Okay, cool. No, I think that makes sense. I mean, it's a complicated topic, so we don't have a good answer for it either, I was hoping you-
Julien Le Dem:
Yeah. But I think one of the goals of Marquez is to have a precise modeling of how it actually works and when the actual versions are so that you capture the state of your system. And like the Holy grail, for example, in the batch side is when a job has failed or actually the worst case is the job has not failed but it produced wrong data and a bunch of other jobs I've been triggered from that and they produce more and more wrong data. Is knowing exactly what needs to be rerun and how do we roll back to the previous state? So if you capture the entire state and you have things like what was the version of the dataset before it ran and you can walk back everything to where it was before and you know exactly everything that needs to be a rerun.

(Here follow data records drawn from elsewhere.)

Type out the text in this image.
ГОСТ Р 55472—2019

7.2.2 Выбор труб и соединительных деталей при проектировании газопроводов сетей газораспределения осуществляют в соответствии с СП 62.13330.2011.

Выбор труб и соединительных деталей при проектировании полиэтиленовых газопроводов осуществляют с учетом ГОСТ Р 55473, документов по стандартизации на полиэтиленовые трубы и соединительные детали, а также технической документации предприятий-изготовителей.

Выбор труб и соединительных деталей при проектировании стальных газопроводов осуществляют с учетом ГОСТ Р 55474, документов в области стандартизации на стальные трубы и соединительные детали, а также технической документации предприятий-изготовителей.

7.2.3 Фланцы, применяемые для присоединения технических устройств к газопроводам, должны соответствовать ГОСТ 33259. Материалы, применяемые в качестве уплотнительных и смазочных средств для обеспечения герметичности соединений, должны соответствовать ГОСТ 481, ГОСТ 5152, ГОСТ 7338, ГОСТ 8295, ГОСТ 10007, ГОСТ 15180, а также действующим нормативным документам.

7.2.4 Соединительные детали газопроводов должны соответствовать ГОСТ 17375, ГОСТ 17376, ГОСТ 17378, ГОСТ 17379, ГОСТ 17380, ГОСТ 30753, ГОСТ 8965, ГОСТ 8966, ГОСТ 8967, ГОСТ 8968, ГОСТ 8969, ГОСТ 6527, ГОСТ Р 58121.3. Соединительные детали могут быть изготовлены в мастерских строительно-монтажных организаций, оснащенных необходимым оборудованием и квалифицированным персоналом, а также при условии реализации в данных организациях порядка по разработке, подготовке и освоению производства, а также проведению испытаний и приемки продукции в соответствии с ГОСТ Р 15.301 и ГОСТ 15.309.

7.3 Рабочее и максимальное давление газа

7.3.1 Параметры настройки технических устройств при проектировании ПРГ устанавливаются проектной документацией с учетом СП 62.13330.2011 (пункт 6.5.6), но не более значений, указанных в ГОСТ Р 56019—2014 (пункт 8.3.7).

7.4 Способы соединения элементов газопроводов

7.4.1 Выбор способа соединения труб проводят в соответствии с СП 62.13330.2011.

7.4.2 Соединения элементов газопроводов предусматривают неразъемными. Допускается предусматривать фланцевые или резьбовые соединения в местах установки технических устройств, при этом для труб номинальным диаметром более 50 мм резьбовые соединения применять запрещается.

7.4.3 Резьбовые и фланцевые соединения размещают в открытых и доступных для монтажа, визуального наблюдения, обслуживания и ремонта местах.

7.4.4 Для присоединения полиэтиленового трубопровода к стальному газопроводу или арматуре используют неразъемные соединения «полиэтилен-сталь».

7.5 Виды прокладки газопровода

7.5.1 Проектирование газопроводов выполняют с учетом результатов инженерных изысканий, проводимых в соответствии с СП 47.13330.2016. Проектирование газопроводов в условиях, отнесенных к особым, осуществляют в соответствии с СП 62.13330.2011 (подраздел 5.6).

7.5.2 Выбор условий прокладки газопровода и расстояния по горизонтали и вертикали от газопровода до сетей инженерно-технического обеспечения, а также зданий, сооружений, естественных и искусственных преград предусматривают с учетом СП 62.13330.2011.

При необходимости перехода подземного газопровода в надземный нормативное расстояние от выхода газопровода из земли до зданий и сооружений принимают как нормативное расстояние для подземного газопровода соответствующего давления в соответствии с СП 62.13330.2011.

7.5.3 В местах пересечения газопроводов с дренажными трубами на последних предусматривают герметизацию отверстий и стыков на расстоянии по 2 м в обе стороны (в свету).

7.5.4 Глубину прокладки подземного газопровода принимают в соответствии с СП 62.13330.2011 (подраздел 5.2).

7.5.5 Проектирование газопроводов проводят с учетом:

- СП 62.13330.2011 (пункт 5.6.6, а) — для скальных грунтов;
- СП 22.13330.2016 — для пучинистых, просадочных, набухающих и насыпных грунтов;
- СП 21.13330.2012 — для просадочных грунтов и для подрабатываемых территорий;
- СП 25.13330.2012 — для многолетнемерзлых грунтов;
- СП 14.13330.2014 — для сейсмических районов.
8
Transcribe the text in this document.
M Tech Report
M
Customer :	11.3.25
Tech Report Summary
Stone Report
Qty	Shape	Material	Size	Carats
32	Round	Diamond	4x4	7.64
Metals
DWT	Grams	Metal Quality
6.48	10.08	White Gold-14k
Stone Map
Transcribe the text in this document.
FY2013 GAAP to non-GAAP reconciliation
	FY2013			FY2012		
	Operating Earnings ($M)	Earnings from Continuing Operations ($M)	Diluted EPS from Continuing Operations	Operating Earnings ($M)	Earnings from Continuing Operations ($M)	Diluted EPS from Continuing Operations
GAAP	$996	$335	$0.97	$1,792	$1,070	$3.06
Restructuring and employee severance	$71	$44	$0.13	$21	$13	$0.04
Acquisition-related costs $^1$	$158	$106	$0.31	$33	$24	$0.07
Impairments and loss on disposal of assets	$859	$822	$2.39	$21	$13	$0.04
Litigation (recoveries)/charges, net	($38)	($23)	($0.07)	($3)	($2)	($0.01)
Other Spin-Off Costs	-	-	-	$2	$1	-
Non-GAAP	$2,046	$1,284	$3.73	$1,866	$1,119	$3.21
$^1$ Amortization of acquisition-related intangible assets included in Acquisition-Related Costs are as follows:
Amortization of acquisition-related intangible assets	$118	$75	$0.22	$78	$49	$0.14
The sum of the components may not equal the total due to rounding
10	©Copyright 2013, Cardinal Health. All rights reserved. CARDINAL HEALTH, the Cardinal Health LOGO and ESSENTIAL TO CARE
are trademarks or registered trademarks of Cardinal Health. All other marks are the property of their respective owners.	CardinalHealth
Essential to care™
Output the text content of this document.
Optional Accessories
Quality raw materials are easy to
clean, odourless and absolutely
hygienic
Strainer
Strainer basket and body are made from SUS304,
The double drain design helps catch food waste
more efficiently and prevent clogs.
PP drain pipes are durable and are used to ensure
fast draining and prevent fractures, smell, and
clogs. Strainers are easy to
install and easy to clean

So it's kind of the same ID and so we spend less time on streaming for now because... But this is very welcomed and this is what we want to from this community. If people want to focus on the streaming area, they're very prone to join the conversation and pushing this area for Marquez.
Great. So I'm going to jump in with that. We're out of time. So thanks to everybody. Thank you, Julien. Really appreciate. Great question and take the conversation to Slack. So I just put it into the chat here, jump over there and Julien will be there and of course that community will continue to exist even after the event. So thanks all.
Julien Le Dem:
Thank you very much. And I had a great time, have a good day.